这枚登山扣就安静地躺在我工作台一角,一枚暗哑的金属d形环,边缘被无数次摩擦得光滑,冰爪留下的细微划痕纵横交错,像一张沉默的地图,记录着无数次与山岩、与冰壁的对话。它属于陈川,雪山救援队的陈川。每次他踏进那片冷酷仙境之前,总会把它郑重地放在我手心,仿佛留下一个沉甸甸的锚点,一个无声的誓言。他说:“晚晚,等我回来看你的新烟火。”他的声音,透过电话线或是面对面传来,总带着一种风雪的粗粝质地,却又奇异地包裹着让人安心的暖意。
他说我的烟火像生命,短暂却绚烂,在最高的夜空里炸开,把刹那的绝美刻进仰望者的眼底,然后归于沉寂,留下悠长的回响。而我,看着他那盘绕在腰间、泛着冷光的救援绳,则会回敬:“不,陈川,你的绳子才像烟火。”他每次听了总会挑眉,等着我的歪理邪说。“你看,”我点点那坚韧的绳索,“它连接着悬崖两端,一头是绝望,一头是希望。它划破黑暗,像烟火一样,把坠落的人拉回人间。这不就是烟火最该有的样子?不是独自飘落的灰烬,是连接,是赶走寂寞的光。”
工作室里巨大的落地窗外,城市正缓缓沉入黄昏的余烬。电话铃声突然撕裂了室内精密的宁静,是我为他专设的那个铃声,一段急促、昂扬的冲锋号旋律。心口猛地一跳,指尖那点微凉的金属感瞬间被一股暖流取代。我抓起手机,屏幕上跳动着那个早已刻进心里的名字。
“喂?”声音出口,带着一丝不易察觉的紧绷。每次他进山前的电话,都是悬在心头的一根细线。
电话那头的背景音是呼啸的、永不止息的风声,隔着听筒都能感受到那种席卷一切的蛮力。陈川的声音被风扯得有些断续,却依旧沉稳有力,像磐石在激流中兀自屹立:“晚晚,是我。风有点大,信号可能不稳。”
“嗯,听见了。”我把那枚冰冷的烟火弹握得更紧了些,仿佛能从中汲取一点对抗未知的力量,“到哪儿了?”

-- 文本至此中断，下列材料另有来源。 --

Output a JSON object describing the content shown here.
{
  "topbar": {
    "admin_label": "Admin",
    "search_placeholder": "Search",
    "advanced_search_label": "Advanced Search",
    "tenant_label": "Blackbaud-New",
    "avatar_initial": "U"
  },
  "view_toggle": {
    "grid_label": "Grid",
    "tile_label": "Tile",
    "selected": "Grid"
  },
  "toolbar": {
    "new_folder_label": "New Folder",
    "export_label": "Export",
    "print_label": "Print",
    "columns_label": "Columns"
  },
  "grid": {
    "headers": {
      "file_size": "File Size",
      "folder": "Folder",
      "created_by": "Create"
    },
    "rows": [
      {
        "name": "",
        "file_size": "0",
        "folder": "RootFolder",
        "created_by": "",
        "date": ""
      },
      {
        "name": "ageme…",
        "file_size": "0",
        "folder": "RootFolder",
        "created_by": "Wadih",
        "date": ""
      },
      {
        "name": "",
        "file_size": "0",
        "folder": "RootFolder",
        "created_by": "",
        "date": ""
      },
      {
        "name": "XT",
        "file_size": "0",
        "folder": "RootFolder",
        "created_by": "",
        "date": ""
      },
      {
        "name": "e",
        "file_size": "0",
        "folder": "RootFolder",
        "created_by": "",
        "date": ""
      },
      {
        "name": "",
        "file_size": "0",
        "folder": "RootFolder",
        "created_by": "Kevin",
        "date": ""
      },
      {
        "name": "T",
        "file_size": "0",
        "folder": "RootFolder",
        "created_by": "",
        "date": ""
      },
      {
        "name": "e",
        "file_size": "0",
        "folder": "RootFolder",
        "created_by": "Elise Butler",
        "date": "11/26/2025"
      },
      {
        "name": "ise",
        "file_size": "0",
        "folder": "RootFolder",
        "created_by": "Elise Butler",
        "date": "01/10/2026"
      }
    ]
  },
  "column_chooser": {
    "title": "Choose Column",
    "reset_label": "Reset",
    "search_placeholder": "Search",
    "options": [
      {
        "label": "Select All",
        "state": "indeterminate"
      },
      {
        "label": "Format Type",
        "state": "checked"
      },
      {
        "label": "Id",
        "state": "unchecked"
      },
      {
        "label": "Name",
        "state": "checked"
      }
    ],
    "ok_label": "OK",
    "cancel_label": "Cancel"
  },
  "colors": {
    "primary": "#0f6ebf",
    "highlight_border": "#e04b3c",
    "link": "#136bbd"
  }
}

“刚过‘鹰喙岩’,准备往‘寒冰走廊’插。风比预报的猛,雪粒子打脸上跟小刀子似的。”他语很快,带着救援队员特有的简洁和务实,“队伍状态还行,就是有点费体力。目标区域有个气象站,三个监测员失联过三十小时了,得尽快确认情况。”
鹰喙岩,寒冰走廊……这些他口中轻描淡写的地名,在我脑海里的地图上,却是用陡峭的等高线和猩红的警示标记出来的险境。每一次他报出这些名字,都像在我心口轻轻划下一刀。
“你自己当心点!”声音不由自主地拔高了,“风雪太大了就别硬闯,等……”
“知道知道,老规矩嘛。”他打断我,语气轻松,带着安抚的意味,那阵熟悉的暖流似乎也透过电波传递了过来,“放心,我这命硬得很,老天爷嫌收回去太费事。等我把人捞出来,就回来看你的新‘大作’。”他顿了顿,风声似乎小了一瞬,他的声音也清晰了一些,带着一种不容置疑的郑重,“晚晚,等我回来。一定。”
那声“一定”,像一块沉甸甸的石头,投入我瞬间翻涌的心湖。不等我再说什么,“嘟…嘟…嘟…”的忙音冷酷地响起。信号断了。窗外,城市的灯火次第亮起,璀璨如地上的星河,可这片人造的光海,此刻却照不进我骤然空落的心底。
他最后那句“等我回来”还在耳边回荡,带着风雪的气息和承诺的分量。我摩挲着那枚哑光银白的烟火弹,冰凉的触感似乎也带上了一丝灼热。指尖无意识地划过工作台上摊开的笔记本,停留在一行潦草的字迹上——“雪地荧光指示剂:高亮度、长留迹、低温稳定性(-oc)”。旁边还有几个化学分子式,像一串未解开的密码。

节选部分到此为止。